Buna rağmen toplumda hak ettiği yeri edinemiyor. “Yatıyorsunuz, rahata alıştınız, çok kazanıyorsunuz…” türü saçmalıklarla boğuşuyor. “Bizim sayemizde maaş alıyorsunuz” diyen öğrenciler de çıkıyor.

Kaynağı ne bu ötekileştirmenin? Neden “asgari ücret şu kadarken siz daha fazlasını arıyorsunuz?” suçlamalarıyla karşılaşıyor öğretmen? Yok mu bir sahip çıkanı? Haber bültenleri her memur grubunun maaşını net yazarken öğretmenin brüt maaşını yansıtıyor ekrana. Sırf “öğretmen herkesten çok kazanıyor” algısını kaşımak için.

En başta kurduğumuz cümleyi sonda tekrar edelim: Öğretmen, sürecin, sistemin yükünü taşıyor. Velilerin teker teker evde tutmakta zorlandıkları evlatlarını otuzar, kırkar sınıflara alıp yeni bilgilerle donatıyorlar. Çok şey de istemiyorlar. Faydası olmayacak olanın bari zararı da olmasın istiyorlar.

Konu konuyu açtı, mevzu uzaktan eğitimden nerelere geldi.

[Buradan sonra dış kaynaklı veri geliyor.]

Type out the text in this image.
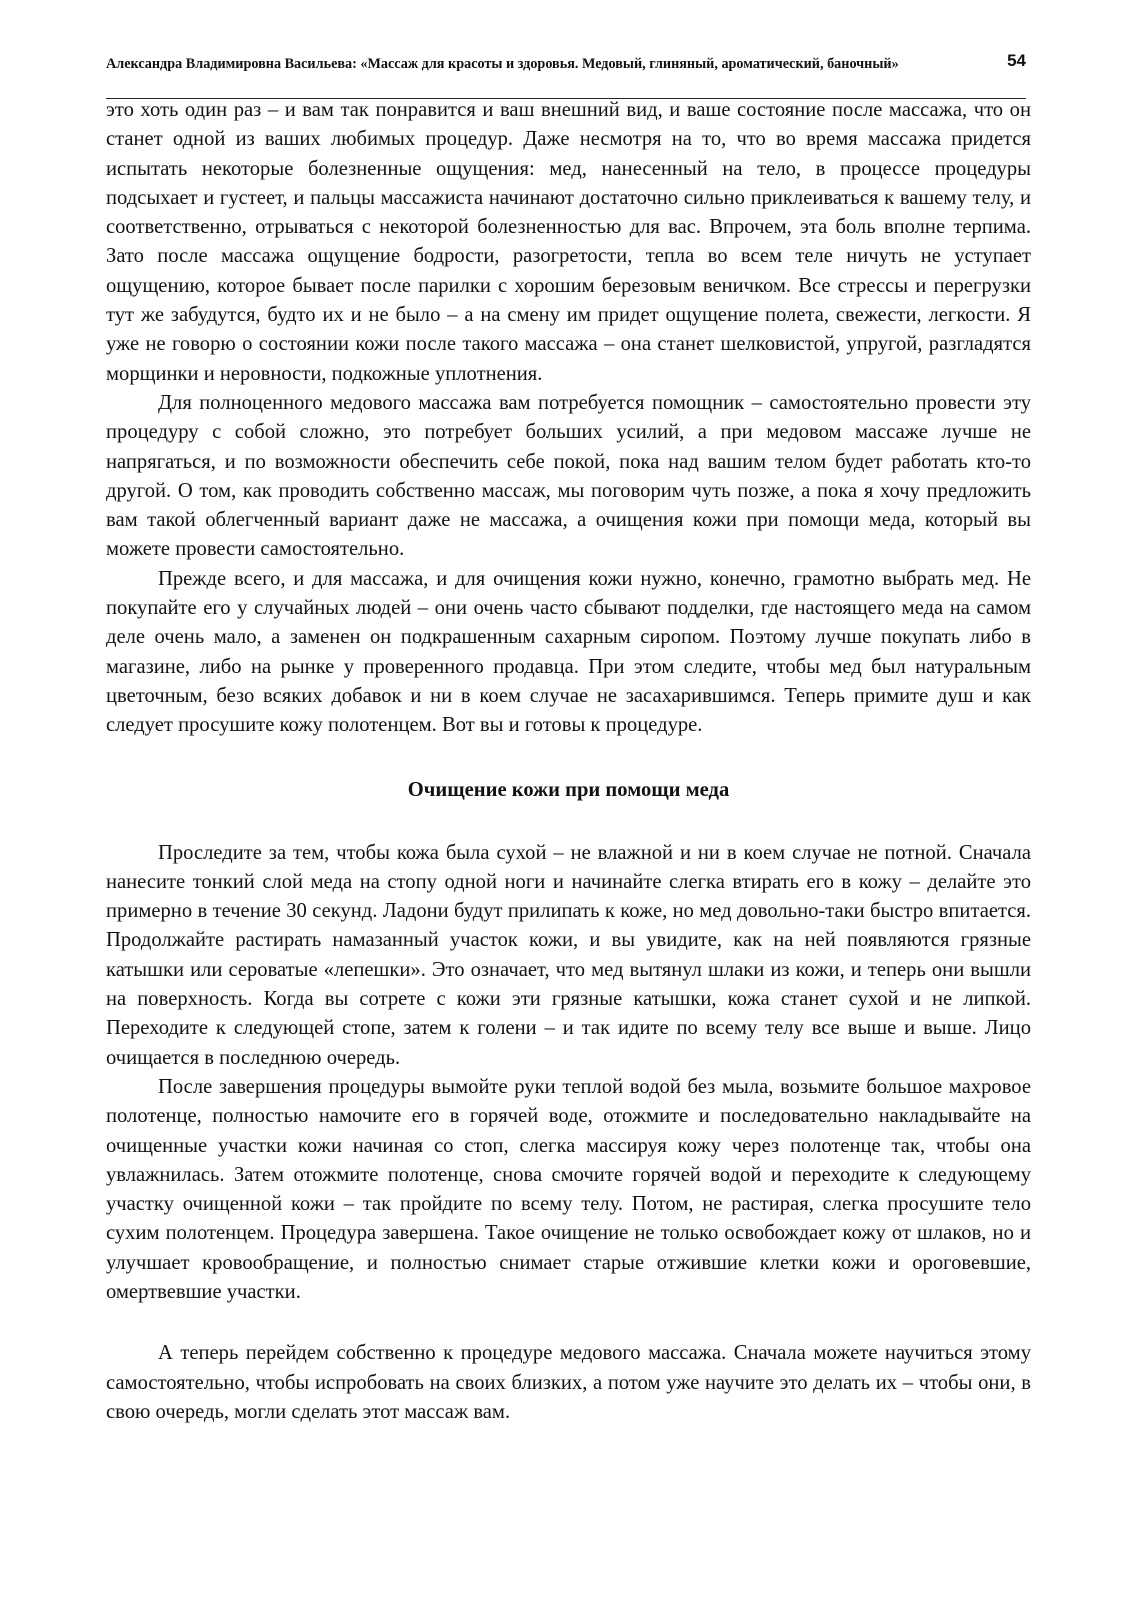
Александра Владимировна Васильева: «Массаж для красоты и здоровья. Медовый, глиняный, ароматический, баночный»	54

это хоть один раз – и вам так понравится и ваш внешний вид, и ваше состояние после массажа, что он станет одной из ваших любимых процедур. Даже несмотря на то, что во время массажа придется испытать некоторые болезненные ощущения: мед, нанесенный на тело, в процессе процедуры подсыхает и густеет, и пальцы массажиста начинают достаточно сильно приклеиваться к вашему телу, и соответственно, отрываться с некоторой болезненностью для вас. Впрочем, эта боль вполне терпима. Зато после массажа ощущение бодрости, разогретости, тепла во всем теле ничуть не уступает ощущению, которое бывает после парилки с хорошим березовым веничком. Все стрессы и перегрузки тут же забудутся, будто их и не было – а на смену им придет ощущение полета, свежести, легкости. Я уже не говорю о состоянии кожи после такого массажа – она станет шелковистой, упругой, разгладятся морщинки и неровности, подкожные уплотнения.

Для полноценного медового массажа вам потребуется помощник – самостоятельно провести эту процедуру с собой сложно, это потребует больших усилий, а при медовом массаже лучше не напрягаться, и по возможности обеспечить себе покой, пока над вашим телом будет работать кто-то другой. О том, как проводить собственно массаж, мы поговорим чуть позже, а пока я хочу предложить вам такой облегченный вариант даже не массажа, а очищения кожи при помощи меда, который вы можете провести самостоятельно.

Прежде всего, и для массажа, и для очищения кожи нужно, конечно, грамотно выбрать мед. Не покупайте его у случайных людей – они очень часто сбывают подделки, где настоящего меда на самом деле очень мало, а заменен он подкрашенным сахарным сиропом. Поэтому лучше покупать либо в магазине, либо на рынке у проверенного продавца. При этом следите, чтобы мед был натуральным цветочным, безо всяких добавок и ни в коем случае не засахарившимся. Теперь примите душ и как следует просушите кожу полотенцем. Вот вы и готовы к процедуре.

Очищение кожи при помощи меда

Проследите за тем, чтобы кожа была сухой – не влажной и ни в коем случае не потной. Сначала нанесите тонкий слой меда на стопу одной ноги и начинайте слегка втирать его в кожу – делайте это примерно в течение 30 секунд. Ладони будут прилипать к коже, но мед довольно-таки быстро впитается. Продолжайте растирать намазанный участок кожи, и вы увидите, как на ней появляются грязные катышки или сероватые «лепешки». Это означает, что мед вытянул шлаки из кожи, и теперь они вышли на поверхность. Когда вы сотрете с кожи эти грязные катышки, кожа станет сухой и не липкой. Переходите к следующей стопе, затем к голени – и так идите по всему телу все выше и выше. Лицо очищается в последнюю очередь.

После завершения процедуры вымойте руки теплой водой без мыла, возьмите большое махровое полотенце, полностью намочите его в горячей воде, отожмите и последовательно накладывайте на очищенные участки кожи начиная со стоп, слегка массируя кожу через полотенце так, чтобы она увлажнилась. Затем отожмите полотенце, снова смочите горячей водой и переходите к следующему участку очищенной кожи – так пройдите по всему телу. Потом, не растирая, слегка просушите тело сухим полотенцем. Процедура завершена. Такое очищение не только освобождает кожу от шлаков, но и улучшает кровообращение, и полностью снимает старые отжившие клетки кожи и ороговевшие, омертвевшие участки.

А теперь перейдем собственно к процедуре медового массажа. Сначала можете научиться этому самостоятельно, чтобы испробовать на своих близких, а потом уже научите это делать их – чтобы они, в свою очередь, могли сделать этот массаж вам.
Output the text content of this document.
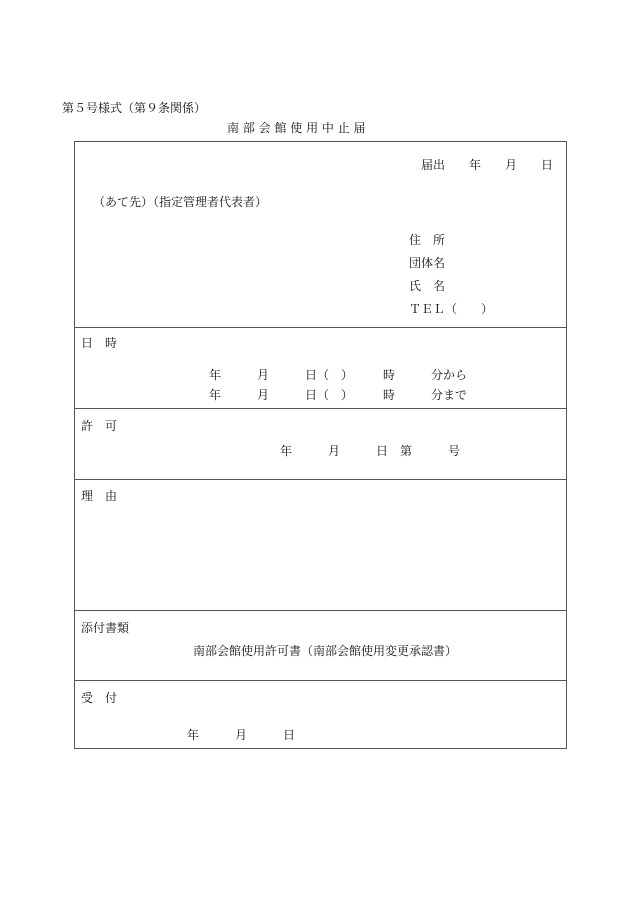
第５号様式（第９条関係）
南 部 会 館 使 用 中 止 届
届出　　年　　月　　日
（あて先）（指定管理者代表者）
住　所
団体名
氏　名
ＴＥＬ（　　）
日　時
年　　　月　　　日（　）　　　時　　　分から
年　　　月　　　日（　）　　　時　　　分まで
許　可
年　　　月　　　日　第　　　号
理　由
添付書類
南部会館使用許可書（南部会館使用変更承認書）
受　付
年　　　月　　　日
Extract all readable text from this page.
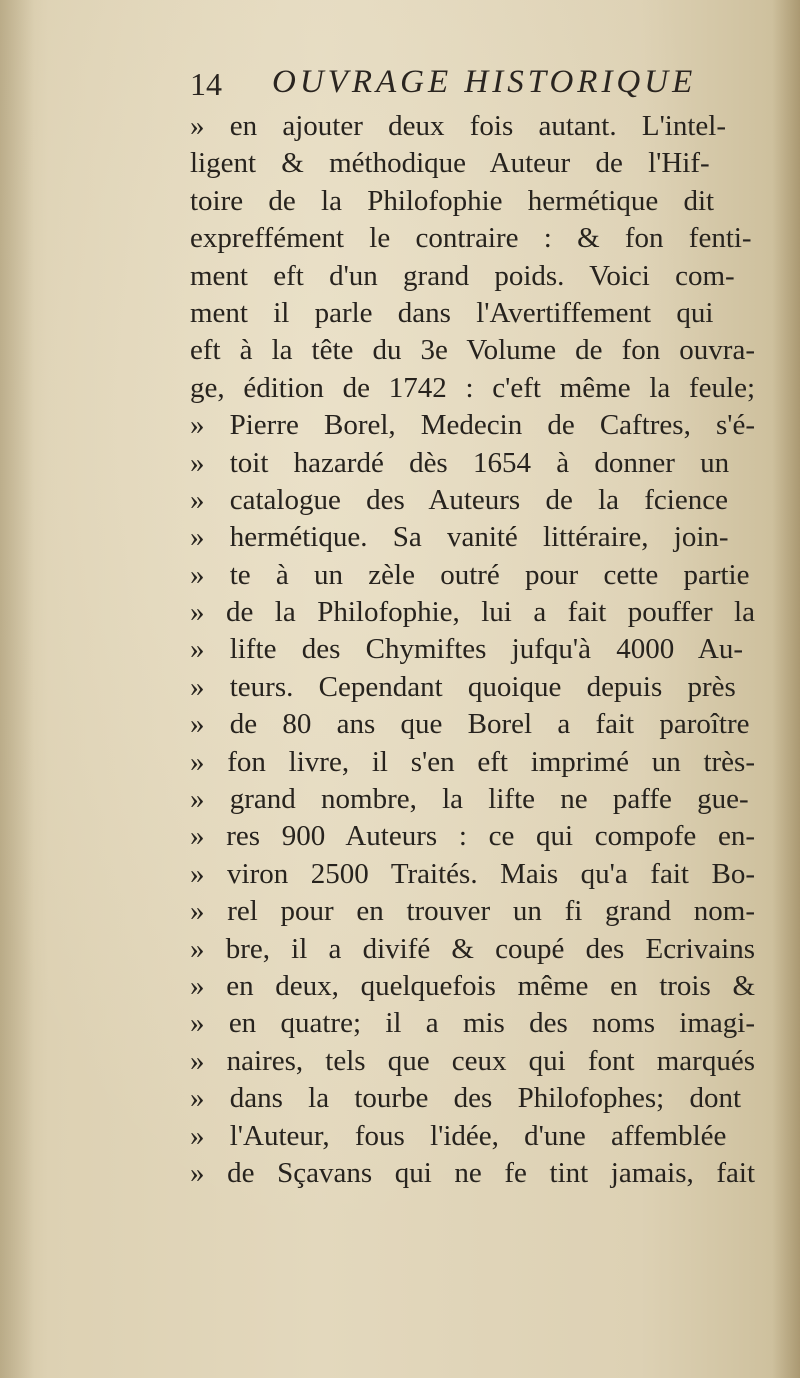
14 OUVRAGE HISTORIQUE
» en ajouter deux fois autant. L'intel-
ligent & méthodique Auteur de l'Hif-
toire de la Philofophie hermétique dit
expreffément le contraire : & fon fenti-
ment eft d'un grand poids. Voici com-
ment il parle dans l'Avertiffement qui
eft à la tête du 3e Volume de fon ouvra-
ge, édition de 1742 : c'eft même la feule;
» Pierre Borel, Medecin de Caftres, s'é-
» toit hazardé dès 1654 à donner un
» catalogue des Auteurs de la fcience
» hermétique. Sa vanité littéraire, join-
» te à un zèle outré pour cette partie
» de la Philofophie, lui a fait pouffer la
» lifte des Chymiftes jufqu'à 4000 Au-
» teurs. Cependant quoique depuis près
» de 80 ans que Borel a fait paroître
» fon livre, il s'en eft imprimé un très-
» grand nombre, la lifte ne paffe gue-
» res 900 Auteurs : ce qui compofe en-
» viron 2500 Traités. Mais qu'a fait Bo-
» rel pour en trouver un fi grand nom-
» bre, il a divifé & coupé des Ecrivains
» en deux, quelquefois même en trois &
» en quatre; il a mis des noms imagi-
» naires, tels que ceux qui font marqués
» dans la tourbe des Philofophes; dont
» l'Auteur, fous l'idée, d'une affemblée
» de Sçavans qui ne fe tint jamais, fait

Yazıyı Nurettin Topçu’ya ait, her evin duvarına asılması icab eden bir paragraf ile nihayete erdireyim. “Farkında olsun olmasın, her ferdin şahsî tarihinde muallimin izleri bulunur. Devletleri ve medeniyetleri yapan da, yıkan da muallimlerdir. Muallime değer verildiği, muallimin hörmet gördüğü ülkede insanlar mesut ve faziletlidir. Muallimin alçaltıldığı, mesleğinin hor görüldüğü milletler düşmüştür, alçalmıştır ve şüphe yok ki bedbahttır. ‘Babam beni gökten yere indirdi. Hocam beni yerden göğe yükseltti’ diyen İskender, muallimi anlamıştır.”